眠っていたところを起こされて風呂にざっと入って出てくると、京助が髪にドライヤーをかけていた。
「なあ、映画のスポンサー、筆頭が東洋グループて、いつの間にそうなっとったん?」
上半身バスタオルだけでもこの狭い部屋なら過ごせそうな暑さに、そろそろ夏が近づいてきたのがわかる。
「今更何言ってるんだ。去年のうちに兄貴のやつ、工藤とコンタクトとってスポンサー買って出たってよ」
「はあ? 工藤さんが営業活動したんやのうて?」
これは初耳だった。
さっきのパーティにも工藤は顔を見せていたが、紫紀と一言二言言葉を交わしたのを見た切り、姿を消していた。

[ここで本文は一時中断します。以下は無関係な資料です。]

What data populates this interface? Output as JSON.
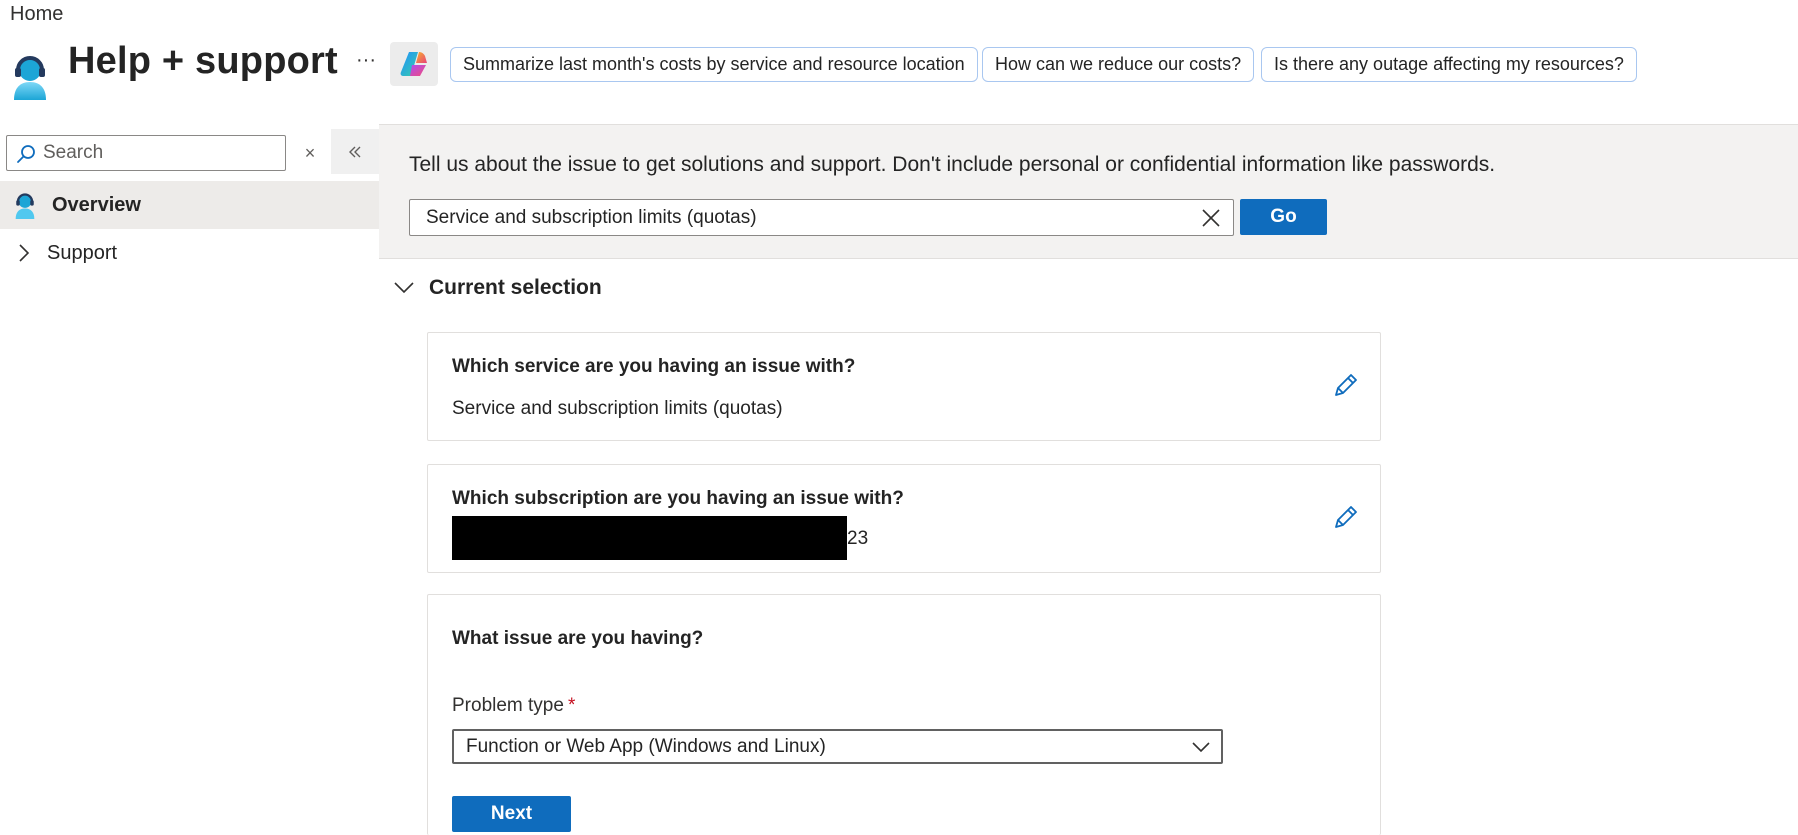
{
  "breadcrumb": {
    "home": "Home"
  },
  "page": {
    "title": "Help + support",
    "icon": "support-person-icon",
    "more": "···"
  },
  "copilot": {
    "icon": "copilot-icon",
    "suggestions": [
      "Summarize last month's costs by service and resource location",
      "How can we reduce our costs?",
      "Is there any outage affecting my resources?"
    ]
  },
  "sidebar": {
    "search_placeholder": "Search",
    "clear_glyph": "×",
    "items": [
      {
        "label": "Overview",
        "icon": "support-person-icon",
        "active": true
      },
      {
        "label": "Support",
        "icon": "chevron-right-icon",
        "active": false
      }
    ]
  },
  "banner": {
    "instruction": "Tell us about the issue to get solutions and support. Don't include personal or confidential information like passwords.",
    "input_value": "Service and subscription limits (quotas)",
    "go_label": "Go"
  },
  "selection": {
    "header": "Current selection",
    "service": {
      "question": "Which service are you having an issue with?",
      "answer": "Service and subscription limits (quotas)"
    },
    "subscription": {
      "question": "Which subscription are you having an issue with?",
      "answer_visible_tail": "23"
    },
    "issue": {
      "question": "What issue are you having?",
      "problem_type_label": "Problem type",
      "required_marker": "*",
      "problem_type_value": "Function or Web App (Windows and Linux)",
      "next_label": "Next"
    }
  },
  "colors": {
    "primary": "#0f6cbd",
    "accent_blue": "#0078d4",
    "banner_bg": "#f3f2f1",
    "active_nav_bg": "#edebe9",
    "required": "#c50f1f"
  }
}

「さあ、お前の小説のファンはアスカだけじゃないってことだろ?」
去年の内にというと、まだ小夜子とも会っていないはずで、いつのまにか原夏緒展も東洋グループは協賛となっていた。
「俺の三文探偵小説を紫紀さんみたいな聡明そうな人が読むとか、想像できひん」
「お前、いつまでも克也の悪態を根に持つなよ。読んでもいないのに悪評ばっか見て口を滑らせただけだろうが」
「どうせ大したトリックもない、探偵の犯人捜し小説やて」
「何をひねくれてるんだよ、それがいいってファンがいるわけだろうが」
「だいたい読んでもいないものをどうやって批評するんやって話や」
千雪としては速水のことが許せないのは、やはり最初の最悪な出会いで速水が放った科白があるからだが、ミステリー作家に対する発言にもイラつくことばかりで、根本的に敵対する存在となっている。
「だからあいつのは口だけだって言ってるだろうが」
「口だけでよう、心理学者とか名乗ってはるな」
「ああ、もう、克也のことなんざどうでもいい。明日もインタビューって、こないだ終わったんじゃないのか?」
「志村さんのスケジュールがなかなか大変で、明日しかないんやて。おまけに雑誌のインタビューもついでにやれとかって」
「雑誌?」
「前にもやったやろ、佐久間の彼女編集やってるって」
「ああ? んなもん、ことわりゃいいだろうが!」
京助が声を上げる。
「断るていうたんやけど、なかなか真面目な記事を書くからって、工藤さんが」
京助は仏頂面で千雪を睨み付けた。
「まあ、ちゃんと小説の中身について聞いてくれるんならだが」
それこそ小説を読むとかほとんどないだろう京助が、千雪が部屋で『野ざらしを』を書いていた時、打ち出しを勝手に読んで、これ、何とか賞に出してみろよ、と言ったのが、賞をもらうきっかけになったのだ。